Aufgrund der europäischen Beschränkungen für Russland seit dem Einmarsch in die Ukraine haben die meisten Luxusgüterhersteller ihre Aktivitäten in dem Gebiet eingestellt, ihre Vermögenswerte dort allerdings behalten. Andere Marken wie Sephora und Inditex hingegen haben ihre Aktivitäten dort verkauft. Einige Regionen wie die Vereinigten Arabischen Emirate, die keine Sanktionen verhängt haben, sind inzwischen für russische Milliardäre und deren Investitionen sehr attraktiv geworden. Oligarchen und Unternehmer haben in Dubai Zuflucht gefunden.
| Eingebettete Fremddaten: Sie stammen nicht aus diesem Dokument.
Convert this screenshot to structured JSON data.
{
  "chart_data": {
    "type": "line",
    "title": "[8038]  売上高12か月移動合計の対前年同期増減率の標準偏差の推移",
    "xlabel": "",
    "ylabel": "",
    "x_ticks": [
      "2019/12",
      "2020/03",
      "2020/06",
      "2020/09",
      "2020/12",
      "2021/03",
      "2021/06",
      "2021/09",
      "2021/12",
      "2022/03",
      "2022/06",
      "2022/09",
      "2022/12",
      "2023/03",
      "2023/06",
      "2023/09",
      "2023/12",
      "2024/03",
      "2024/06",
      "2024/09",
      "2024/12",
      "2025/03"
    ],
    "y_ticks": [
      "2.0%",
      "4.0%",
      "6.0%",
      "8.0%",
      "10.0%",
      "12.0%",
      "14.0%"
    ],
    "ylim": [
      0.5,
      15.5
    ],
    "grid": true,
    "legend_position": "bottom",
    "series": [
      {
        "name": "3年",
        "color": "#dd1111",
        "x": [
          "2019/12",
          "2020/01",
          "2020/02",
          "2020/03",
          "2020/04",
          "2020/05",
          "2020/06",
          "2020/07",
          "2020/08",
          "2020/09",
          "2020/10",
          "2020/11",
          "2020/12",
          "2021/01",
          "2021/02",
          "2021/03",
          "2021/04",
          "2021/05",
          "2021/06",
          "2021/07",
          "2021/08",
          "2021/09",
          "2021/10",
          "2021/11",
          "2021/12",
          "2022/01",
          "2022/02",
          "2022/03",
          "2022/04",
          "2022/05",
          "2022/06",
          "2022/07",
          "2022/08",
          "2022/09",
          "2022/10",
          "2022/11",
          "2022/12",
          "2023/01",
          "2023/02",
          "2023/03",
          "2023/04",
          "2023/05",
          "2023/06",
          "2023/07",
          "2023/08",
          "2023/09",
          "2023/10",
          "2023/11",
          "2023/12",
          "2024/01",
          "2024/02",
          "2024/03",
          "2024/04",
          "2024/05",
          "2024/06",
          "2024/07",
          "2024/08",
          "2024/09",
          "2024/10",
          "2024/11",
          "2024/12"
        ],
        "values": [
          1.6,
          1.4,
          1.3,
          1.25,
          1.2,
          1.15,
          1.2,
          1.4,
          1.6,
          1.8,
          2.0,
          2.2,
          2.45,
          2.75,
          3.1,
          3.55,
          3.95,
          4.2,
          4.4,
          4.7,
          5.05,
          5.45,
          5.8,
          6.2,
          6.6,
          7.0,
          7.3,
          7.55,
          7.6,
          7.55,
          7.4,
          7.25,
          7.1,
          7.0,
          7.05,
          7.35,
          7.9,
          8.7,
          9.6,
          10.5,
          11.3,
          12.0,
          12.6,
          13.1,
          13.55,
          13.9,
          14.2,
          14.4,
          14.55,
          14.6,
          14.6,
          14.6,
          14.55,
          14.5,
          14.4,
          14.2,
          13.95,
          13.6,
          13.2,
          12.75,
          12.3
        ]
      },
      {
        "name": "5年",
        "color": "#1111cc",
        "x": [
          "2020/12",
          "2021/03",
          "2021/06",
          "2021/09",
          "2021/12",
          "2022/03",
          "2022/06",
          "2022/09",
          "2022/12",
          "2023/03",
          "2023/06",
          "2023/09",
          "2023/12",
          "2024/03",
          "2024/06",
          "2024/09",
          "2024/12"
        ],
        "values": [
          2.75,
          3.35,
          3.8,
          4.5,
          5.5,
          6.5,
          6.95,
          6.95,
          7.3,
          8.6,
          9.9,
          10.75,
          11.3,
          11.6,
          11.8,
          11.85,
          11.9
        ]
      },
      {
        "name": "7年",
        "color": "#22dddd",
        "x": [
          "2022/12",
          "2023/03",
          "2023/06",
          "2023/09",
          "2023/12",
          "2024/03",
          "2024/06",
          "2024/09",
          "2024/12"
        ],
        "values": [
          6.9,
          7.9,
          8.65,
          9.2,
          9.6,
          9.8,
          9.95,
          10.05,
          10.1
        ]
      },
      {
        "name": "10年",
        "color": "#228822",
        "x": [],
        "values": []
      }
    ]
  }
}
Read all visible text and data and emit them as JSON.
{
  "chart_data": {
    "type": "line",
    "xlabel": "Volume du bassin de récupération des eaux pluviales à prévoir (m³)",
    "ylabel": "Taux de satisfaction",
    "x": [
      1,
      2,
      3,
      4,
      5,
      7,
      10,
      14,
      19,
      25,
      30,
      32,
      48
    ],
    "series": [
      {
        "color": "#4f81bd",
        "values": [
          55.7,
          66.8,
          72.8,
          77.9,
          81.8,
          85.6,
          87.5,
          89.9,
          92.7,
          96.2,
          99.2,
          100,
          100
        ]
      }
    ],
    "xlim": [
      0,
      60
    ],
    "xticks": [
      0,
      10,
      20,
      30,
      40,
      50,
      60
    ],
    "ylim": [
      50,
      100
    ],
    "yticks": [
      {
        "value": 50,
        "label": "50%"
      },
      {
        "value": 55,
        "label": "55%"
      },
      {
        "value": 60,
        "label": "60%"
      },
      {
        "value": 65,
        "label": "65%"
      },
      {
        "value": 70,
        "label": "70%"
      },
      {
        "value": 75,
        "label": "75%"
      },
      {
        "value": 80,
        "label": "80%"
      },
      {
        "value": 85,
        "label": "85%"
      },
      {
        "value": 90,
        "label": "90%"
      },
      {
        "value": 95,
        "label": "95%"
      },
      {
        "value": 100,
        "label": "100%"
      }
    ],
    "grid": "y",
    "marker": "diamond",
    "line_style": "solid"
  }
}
"Die Vereinigten Arabischen Emirate sind keine separaten Länder mehr, sondern bilden ein Ökosystem mit einer eigenen Wirtschaft innerhalb eines einzigen großen Territoriums", analysierte Alfonso Dolce. "Die entwickelten Märkte werden nicht mehr nur durch die Großstädte repräsentiert, sondern durch die Ausweitung der Aggregationsgebiete der Großstädte, wodurch neue Makromärkte entstehen, die sich in deren Randgebieten oder in anderen Regionen ansiedeln", fuhr er fort.
 
Francesca Diviccaro zufolge "gibt es in der Tat andere Märkte, auf denen wir interessante Wachstumsperspektiven sehen, darunter Japan, Südkorea und die Regionen Südamerikas".  Alfonso Dolce stimmte dem zu. "Es gibt neue Märkte, die sich jenseits der Hauptstädte auftun. In Brasilien zum Beispiel gibt es mindestens sieben oder acht Städte, wie Goiânia, die die neue Wirtschaft des Landes repräsentieren, die von einer bedeutenden Immobilienentwicklung angetrieben wird." Er empfiehlt daher eine aufmerksame Beobachtung dieser Städte, "in denen noch ein Verlangen nach Konsum besteht, mit einer Kundschaft, die sich erstmals an emotionalen Käufen versucht".